I go to the Barnes and Noble site and beeline for the end-of-the-year clearance sale. But every year, I'm disappointed. Because The Big Bible Blowout happened only once and will never happen again.
I'm surprised that it happened at all, and I strongly suspect that somebody got way fired for it. But 4 years ago, an enormous load of super-expensive Bibles got listed in the sale books for five dollars each.
I mean, expensive editions. Not just King James, not just those cheapie "gift" Bibles with stiff paper and cramped print. Big ones, leather ones, study Bibles, modern translations. 50, 60, 80-dollar Bibles. Very very resellable.
I'm a bookseller. I have a Pavlovian drool-response to great book deals.
4 years later I can still feel the adrenaline rush.
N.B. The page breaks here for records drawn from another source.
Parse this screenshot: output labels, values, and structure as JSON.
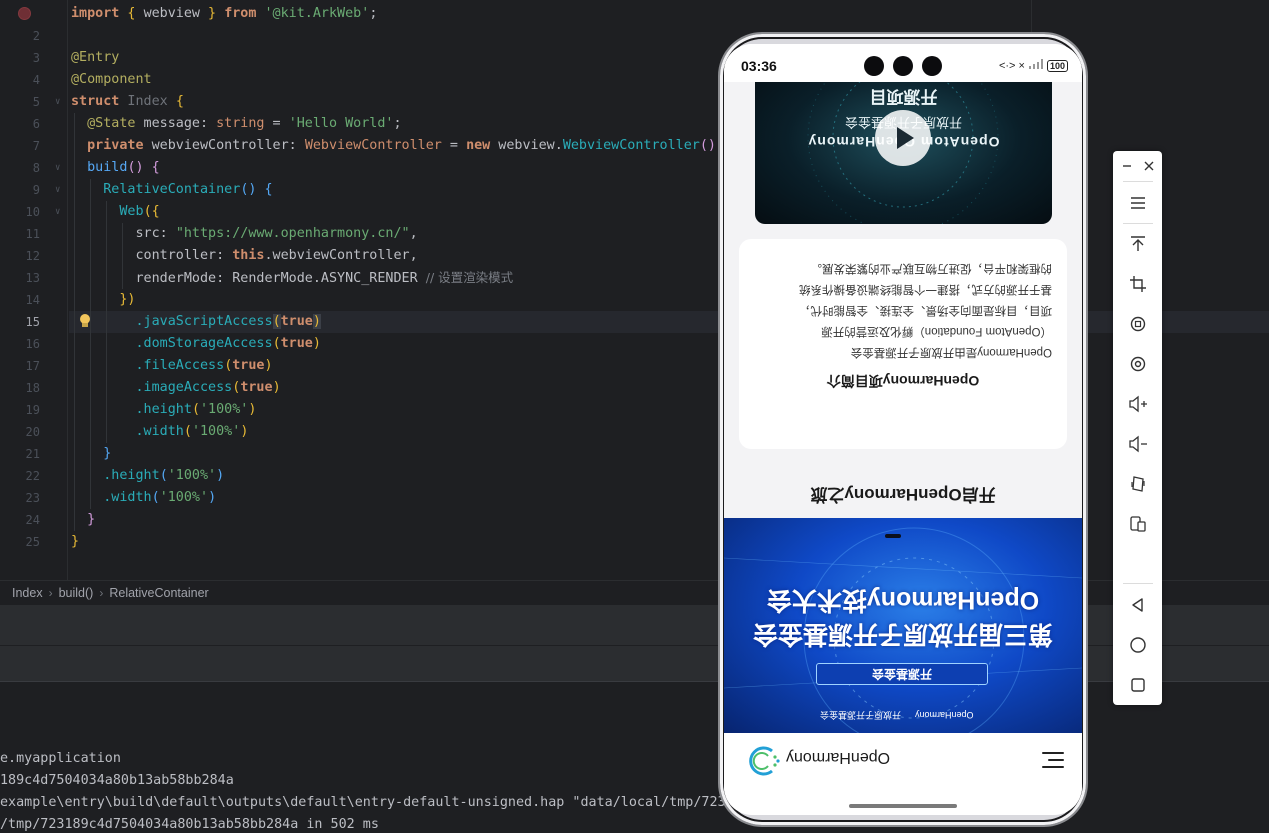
{
  "editor": {
    "line_numbers": [
      "",
      "2",
      "3",
      "4",
      "5",
      "6",
      "7",
      "8",
      "9",
      "10",
      "11",
      "12",
      "13",
      "14",
      "15",
      "16",
      "17",
      "18",
      "19",
      "20",
      "21",
      "22",
      "23",
      "24",
      "25"
    ],
    "code": {
      "l1_import": "import",
      "l1_open": " { ",
      "l1_name": "webview",
      "l1_close": " } ",
      "l1_from": "from",
      "l1_module": "'@kit.ArkWeb'",
      "l1_semi": ";",
      "l3_entry": "@Entry",
      "l4_component": "@Component",
      "l5_struct": "struct",
      "l5_name": " Index ",
      "l5_brace": "{",
      "l6_state": "@State",
      "l6_rest": " message: ",
      "l6_type": "string",
      "l6_eq": " = ",
      "l6_val": "'Hello World'",
      "l6_semi": ";",
      "l7_private": "private",
      "l7_field": " webviewController: ",
      "l7_type": "WebviewController",
      "l7_eq": " = ",
      "l7_new": "new",
      "l7_ns": " webview.",
      "l7_cls": "WebviewController",
      "l7_paren": "()",
      "l8_build": "build",
      "l8_paren": "() ",
      "l8_brace": "{",
      "l9_rc": "RelativeContainer",
      "l9_paren": "() ",
      "l9_brace": "{",
      "l10_web": "Web",
      "l10_open": "({",
      "l11_key": "src: ",
      "l11_val": "\"https://www.openharmony.cn/\"",
      "l11_comma": ",",
      "l12_key": "controller: ",
      "l12_this": "this",
      "l12_rest": ".webviewController,",
      "l13_key": "renderMode: RenderMode.ASYNC_RENDER ",
      "l13_comment": "// 设置渲染模式",
      "l14_close": "})",
      "l15_fn": ".javaScriptAccess",
      "l15_arg": "true",
      "l16_fn": ".domStorageAccess",
      "l16_arg": "true",
      "l17_fn": ".fileAccess",
      "l17_arg": "true",
      "l18_fn": ".imageAccess",
      "l18_arg": "true",
      "l19_fn": ".height",
      "l19_arg": "'100%'",
      "l20_fn": ".width",
      "l20_arg": "'100%'",
      "l21_close": "}",
      "l22_fn": ".height",
      "l22_arg": "'100%'",
      "l23_fn": ".width",
      "l23_arg": "'100%'",
      "l24_close": "}",
      "l25_close": "}"
    }
  },
  "breadcrumb": {
    "items": [
      "Index",
      "build()",
      "RelativeContainer"
    ]
  },
  "console": {
    "lines": [
      "e.myapplication",
      "189c4d7504034a80b13ab58bb284a",
      "example\\entry\\build\\default\\outputs\\default\\entry-default-unsigned.hap \"data/local/tmp/7231",
      "/tmp/723189c4d7504034a80b13ab58bb284a in 502 ms"
    ]
  },
  "phone": {
    "status_time": "03:36",
    "battery": "100",
    "signal_glyphs": "<·> ×",
    "webpage": {
      "video_line1": "开放原子开源基金会",
      "video_line2": "OpenAtom OpenHarmony",
      "video_line3": "开源项目",
      "description_title": "OpenHarmony项目简介",
      "description_lines": [
        "OpenHarmony是由开放原子开源基金会",
        "（OpenAtom Foundation）孵化及运营的开源",
        "项目，目标是面向全场景、全连接、全智能时代，",
        "基于开源的方式，搭建一个智能终端设备操作系统",
        "的框架和平台，促进万物互联产业的繁荣发展。"
      ],
      "section_title": "开启OpenHarmony之旅",
      "banner_line1": "第三届开放原子开源基金会",
      "banner_line2": "OpenHarmony技术大会",
      "banner_button": "开源基金会",
      "banner_logo_left": "OpenHarmony",
      "banner_logo_right": "开放原子开源基金会",
      "site_name": "OpenHarmony"
    },
    "accent_color": "#0f49c7"
  },
  "toolbar": {
    "icons": [
      "minimize-icon",
      "close-icon",
      "menu-icon",
      "pin-top-icon",
      "crop-icon",
      "rotate-icon",
      "screenshot-icon",
      "volume-up-icon",
      "volume-down-icon",
      "fold-icon",
      "multi-device-icon",
      "back-icon",
      "home-icon",
      "recents-icon"
    ]
  }
}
Copies of the choicest items were selling as fast as I could click "add to cart" but despite a few "sorry- sold out!" notices, I managed to score two shipping boxes of assorted editions.
Then I proceeded to sell them for tidy profits. Every one of them.
This is the kind of crass, Scrooge-like person I am. I felt just a little bad about it, but, as even some of my most Christian friends pointed out, I paid what the seller asked, I stocked what our customers wanted, and I sold it to our buyers at a price that was nice for them as well as for our book business.
Ever since, I check B&N late in the day on Dec 26th or early the 27th. The instant I see the lovely "end of year clearance" banner, I'm on that "Shop now!" button like a duck on a junebug, but never again have they made such an error.
I kind of feel sorry for whoever put premium Bibles in the clearance sale back in aught-six. Not easy to get a job reference after that debacle.
But in my declining years, as I reminisce over the good times, I'll remember the sweet profit I made on Bibles when Opportunity knocked.
I keep telling yall, I am not a nice person.